Christine Dixie’s exhibition at Arts on Paper
The gentle images of a sleeping child shown in prints on the wall are contrasted with themes of sacrifice, violence, dismemberment and war in a tightly conceived and impressive exhibition by Grahamstown artist Christine Dixie, currently showing at AOP [Arts on Paper] 44 Stanley Ave until this Saturday 29th May.

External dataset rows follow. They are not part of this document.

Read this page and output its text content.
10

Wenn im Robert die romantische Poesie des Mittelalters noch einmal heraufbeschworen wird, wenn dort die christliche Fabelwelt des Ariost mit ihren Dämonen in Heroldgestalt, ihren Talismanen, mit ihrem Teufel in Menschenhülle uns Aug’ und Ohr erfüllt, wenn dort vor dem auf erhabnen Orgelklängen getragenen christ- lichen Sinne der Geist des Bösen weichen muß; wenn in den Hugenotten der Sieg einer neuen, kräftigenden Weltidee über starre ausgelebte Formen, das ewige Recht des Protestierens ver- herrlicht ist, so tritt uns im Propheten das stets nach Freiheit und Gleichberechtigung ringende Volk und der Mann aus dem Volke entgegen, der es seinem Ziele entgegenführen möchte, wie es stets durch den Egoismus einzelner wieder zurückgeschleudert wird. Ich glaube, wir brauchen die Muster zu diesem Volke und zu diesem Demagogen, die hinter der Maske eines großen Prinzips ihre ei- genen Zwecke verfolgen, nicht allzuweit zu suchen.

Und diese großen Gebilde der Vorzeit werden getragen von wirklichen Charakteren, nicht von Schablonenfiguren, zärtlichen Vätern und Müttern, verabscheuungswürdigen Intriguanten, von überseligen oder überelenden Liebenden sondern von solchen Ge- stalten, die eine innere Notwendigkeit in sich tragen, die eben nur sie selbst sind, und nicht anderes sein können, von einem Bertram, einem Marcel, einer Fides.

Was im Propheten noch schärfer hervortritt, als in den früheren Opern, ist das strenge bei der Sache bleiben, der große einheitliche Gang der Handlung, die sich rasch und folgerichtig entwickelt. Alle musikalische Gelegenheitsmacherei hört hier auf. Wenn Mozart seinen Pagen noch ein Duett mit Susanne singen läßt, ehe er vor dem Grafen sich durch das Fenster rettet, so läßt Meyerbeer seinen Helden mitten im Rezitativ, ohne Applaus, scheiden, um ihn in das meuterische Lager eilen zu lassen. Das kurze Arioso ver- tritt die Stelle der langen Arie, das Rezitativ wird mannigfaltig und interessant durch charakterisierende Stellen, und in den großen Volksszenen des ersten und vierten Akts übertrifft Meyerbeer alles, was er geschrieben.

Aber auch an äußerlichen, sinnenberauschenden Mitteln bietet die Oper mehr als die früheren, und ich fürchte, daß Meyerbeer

The artist describes her installation: ‘ In the gallery installation, the six large- scale prints are hung on one long wall (the narrative reading from left to right) invoking a sense of an army barrakcs, or a dormitory or a hospitalward. Placed underneath each of the six prints is a bed which could also be read as an altar or operating table. Over each of these beds is an altar cloth. On the ‘altar’ lies a mirror image, or shadow of the sleeping child [depicted in the print on the wall above the ‘altar’] This embodied shadow is made from plastic toy soldiers, mass manufacture in China, while making these shadow boys, I often had to chop off the arms and the legs of these toy soldiers to make them fit into the shape on which I was working. This action seemed to in many ways imitate the world of real violence of war and positions me in a complex relationship as an artist creating metaphorical images of sacrifice, while addressing the real fears of a mother for her son.’
It is a powerful moving exhibition which is conceptually coherent and shows superb technical skill. Don’t miss it.